George H. Gilbert Company Offices // 1885

South of the Ware River in Ware’s Industrial Village, you will find this absolutely charming former manufacturing office on the side of the road. The building was constructed in 1885 for the George H. Gilbert Co., a textile manufacturer, as the company offices. The building’s architect could not be readily located, but the building appears to have been the work of a skilled designer. When the Gilbert Company relocated north to a new industrial village of Gilbertville, the Joseph T. Wood Shoe Company moved in. The building now appears to be owned by the present occupant of the mill building nextdoor, American Athletic Shoe Company. The former Gilbert Co. Office is one of the more high-style buildings in the town of Ware and exhibits the best in Queen Anne and Romanesque Revival architecture.

Ware Town Hall // 1885

After learning a little about some of the buildings in Dorset, Vermont, which were saved and relocated to the town from land flooded for the Quabbin Reservoir, I wanted to visit one of the surviving towns there to see it for myself. I found myself in Ware, Massachusetts, a town with a history that parallels many in central and northern Massachusetts. The town was first settled by white European colonists by 1717, and incorporated in 1775. The town was named after the English town of Ware in Hertfordshire. The Town of Ware began as a sleepy farming town with inns and taverns dotting the landscape until industrial sites were developed on the banks of the Weir River.
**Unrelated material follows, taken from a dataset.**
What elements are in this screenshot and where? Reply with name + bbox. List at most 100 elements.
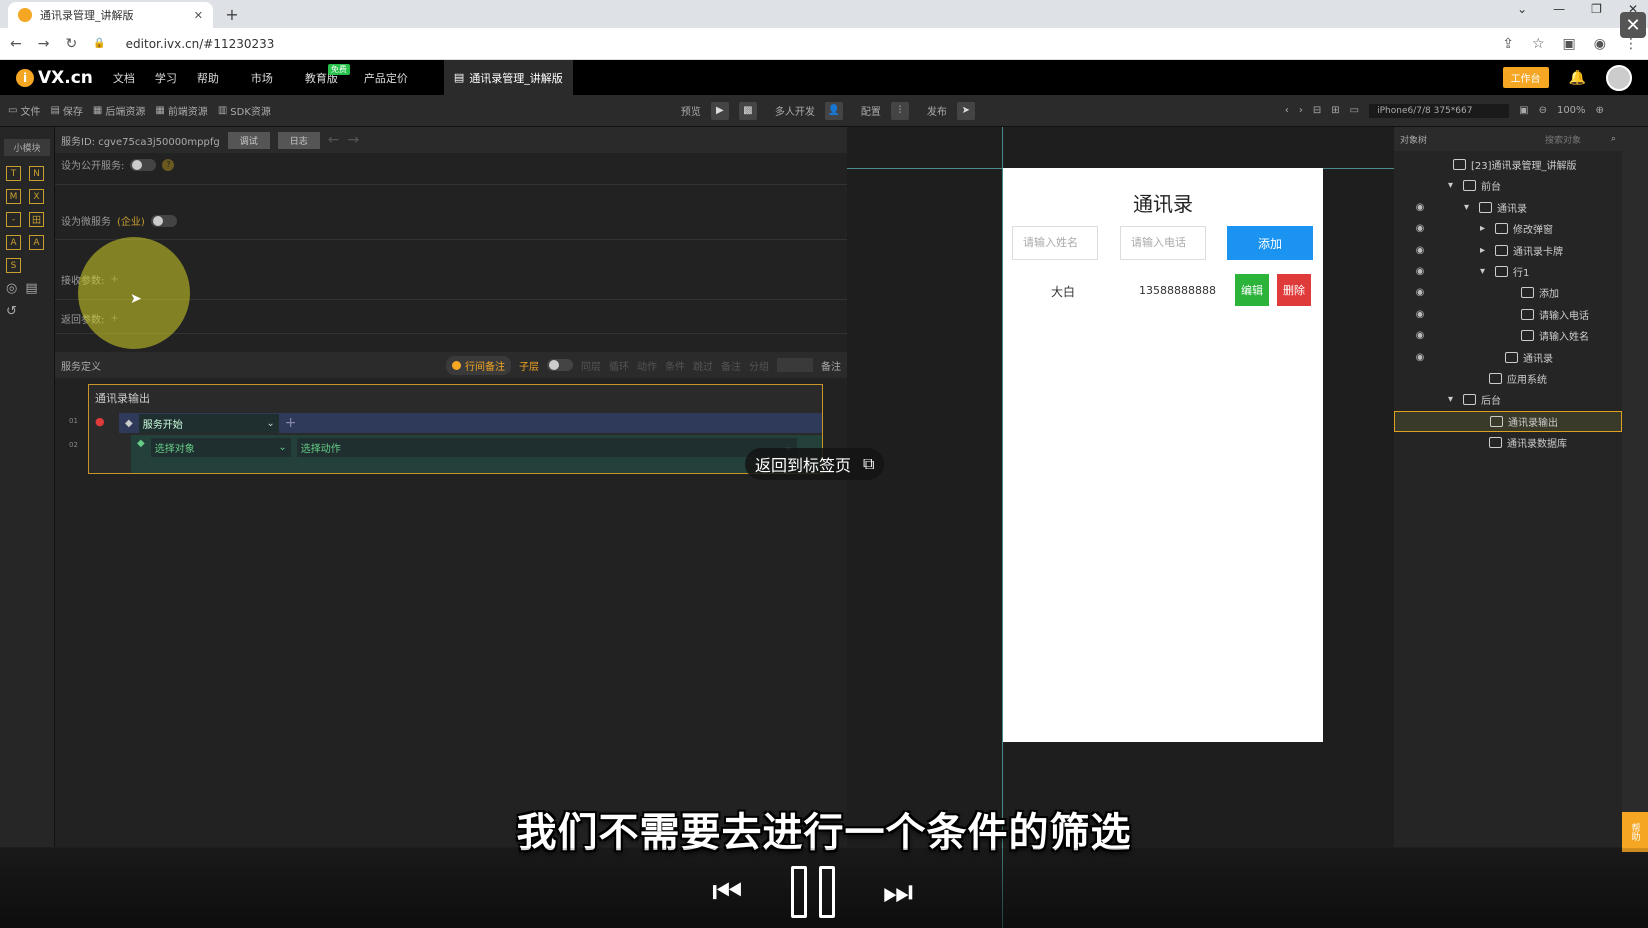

The post Civil War era (1860s–1900s) brought a new prosperity to the now established textile mill town. “Ware Factory Village” sprang up overnight and formed the basis for new growth and development, to the east of the former town center. From this, a new Town Hall was needed, and where better to locate it, than the economic and population center of town?! The Ware Town Hall was built in 1885-1886 from plans by the prominent Boston firm of Hartwell & Richardson. Sadly, a fire gutted much of the building in 1935, but the shell remains (though needing much repair). The town, like many former industrial centers, has struggled to re-invent itself, but a growing population is a great indicator of good things to come!